Apertei a mão dela e ficamos ali conversando até a hora do intervalo, e eu não me importei nenhum pouco em perder as aulas naquela manhã, ela me deixou tão confortável que eu nunca tinha me sentido assim com ninguém mais na minha vida, era um sentimento muito bom. Ela me abriu os olhos para muita coisa só naquelas poucas horas que estivemos juntas. Claro que muita coisa que já sabia, mas não queria enxergar, mas eu confiei nela o suficiente para aceitar para mim mesma que havia coisas erradas na forma em que as pessoas me tratavam e nas que eu tratava as pessoas, na forma em que os relacionamentos a minha volta eram errados e destrutivos e de como eu precisava de ajuda profissional para ajudar na minha saúde mental.
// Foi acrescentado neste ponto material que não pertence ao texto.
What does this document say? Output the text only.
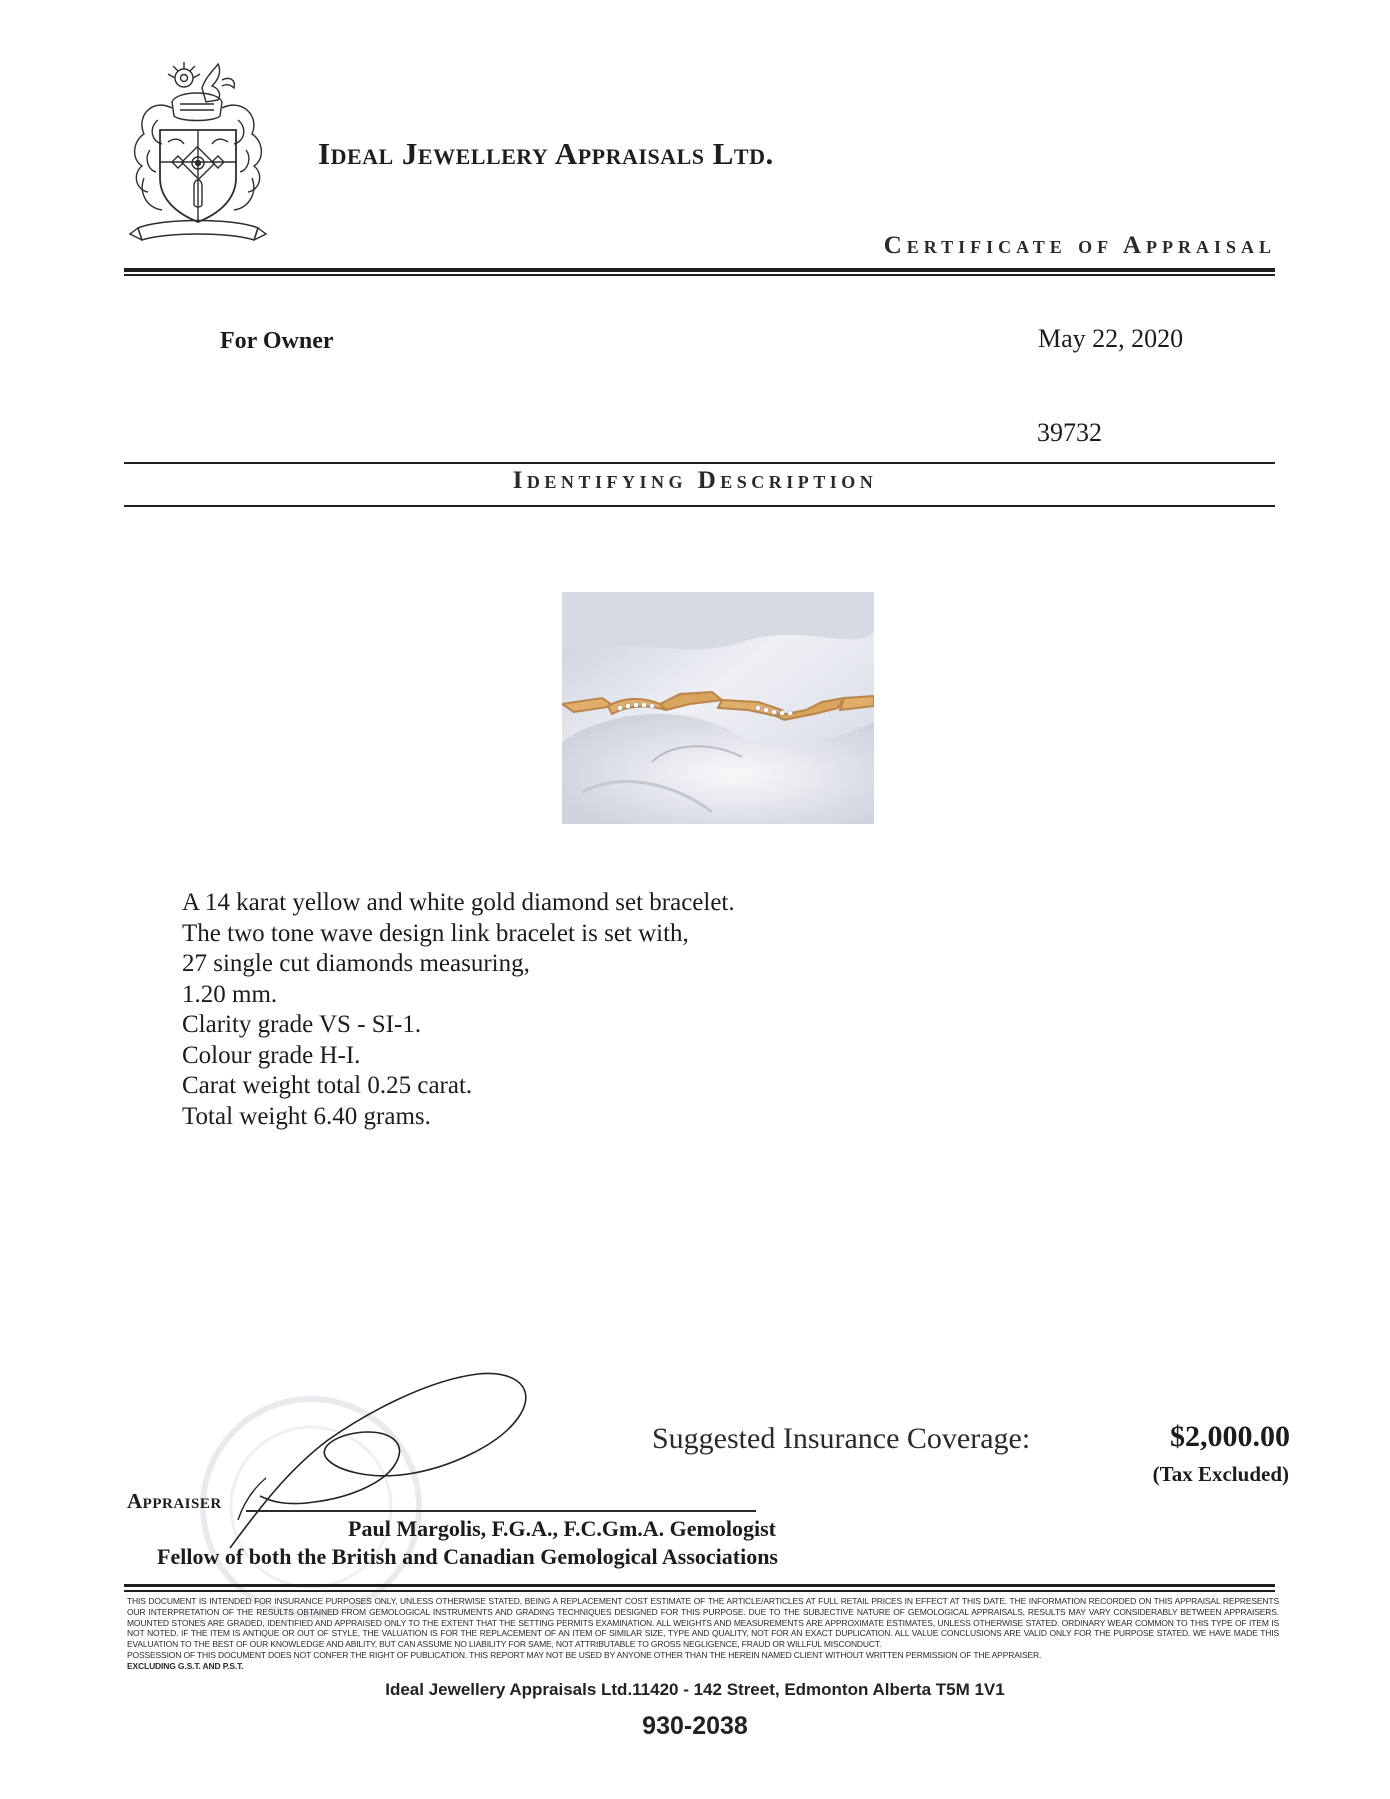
Ideal Jewellery Appraisals Ltd.
Certificate of Appraisal
For Owner	May 22, 2020
39732
Identifying Description
A 14 karat yellow and white gold diamond set bracelet.
The two tone wave design link bracelet is set with,
27 single cut diamonds measuring,
1.20 mm.
Clarity grade VS - SI-1.
Colour grade H-I.
Carat weight total 0.25 carat.
Total weight 6.40 grams.
Suggested Insurance Coverage:	$2,000.00
(Tax Excluded)
Appraiser
Paul Margolis, F.G.A., F.C.Gm.A. Gemologist
Fellow of both the British and Canadian Gemological Associations
THIS DOCUMENT IS INTENDED FOR INSURANCE PURPOSES ONLY, UNLESS OTHERWISE STATED, BEING A REPLACEMENT COST ESTIMATE OF THE ARTICLE/ARTICLES AT FULL RETAIL PRICES IN EFFECT AT THIS DATE. THE INFORMATION RECORDED ON THIS APPRAISAL REPRESENTS OUR INTERPRETATION OF THE RESULTS OBTAINED FROM GEMOLOGICAL INSTRUMENTS AND GRADING TECHNIQUES DESIGNED FOR THIS PURPOSE. DUE TO THE SUBJECTIVE NATURE OF GEMOLOGICAL APPRAISALS, RESULTS MAY VARY CONSIDERABLY BETWEEN APPRAISERS. MOUNTED STONES ARE GRADED, IDENTIFIED AND APPRAISED ONLY TO THE EXTENT THAT THE SETTING PERMITS EXAMINATION. ALL WEIGHTS AND MEASUREMENTS ARE APPROXIMATE ESTIMATES, UNLESS OTHERWISE STATED. ORDINARY WEAR COMMON TO THIS TYPE OF ITEM IS NOT NOTED. IF THE ITEM IS ANTIQUE OR OUT OF STYLE, THE VALUATION IS FOR THE REPLACEMENT OF AN ITEM OF SIMILAR SIZE, TYPE AND QUALITY, NOT FOR AN EXACT DUPLICATION. ALL VALUE CONCLUSIONS ARE VALID ONLY FOR THE PURPOSE STATED. WE HAVE MADE THIS EVALUATION TO THE BEST OF OUR KNOWLEDGE AND ABILITY, BUT CAN ASSUME NO LIABILITY FOR SAME, NOT ATTRIBUTABLE TO GROSS NEGLIGENCE, FRAUD OR WILLFUL MISCONDUCT.
POSSESSION OF THIS DOCUMENT DOES NOT CONFER THE RIGHT OF PUBLICATION. THIS REPORT MAY NOT BE USED BY ANYONE OTHER THAN THE HEREIN NAMED CLIENT WITHOUT WRITTEN PERMISSION OF THE APPRAISER.
EXCLUDING G.S.T. AND P.S.T.
Ideal Jewellery Appraisals Ltd.11420 - 142 Street, Edmonton Alberta T5M 1V1
930-2038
Depois que eu terminei com Adrian, meio que fui jogada de escanteio por aqueles que eu jurei que eram meus melhores amigos, nós nos “conhecíamos” desde sempre, então julguei que eles não escolheriam um lado, tudo bem se eles mantivesse a amizade com nós dois, afinal, não éramos mais crianças, mas eles vieram com a desculpa de que eu estava metida com a ralé, porque passei a tratar as pessoas melhor e, claro, minha amizade com a Gia estava cada vez mais forte mesmo, ela me ajudou nos primeiros meses com meu diagnóstico e com o uso dos remédios, dos efeitos colaterais e na terapia. Eles tinham razão, eu estava muito metida com a “ralé”, eles eram pessoas que me faziam bem, me fizeram ver que eu estava me tornando um ser humano desprezível, amargo, sem expectativas na vida. Gia me fez cavar mais fundo em mim mesma, me reconhecer e conhecer todo meu potencial, meu merecimento e as coisas que aos poucos foram me fazendo sentir completa. Eu era completamente vazia antes daquela pessoa estranha ficar me observando no corredor, naquele dia.




Fim.



Nota da autora: Olá, Jiniers, como estamos? Olha, eu gostei, essa PP é um pouco estranha, mas ela viveu a vida toda dentro de uma bolha e isso fode com a nossa mente de verdade, espero que gostem de ler tanto quanto eu gostei de escrever!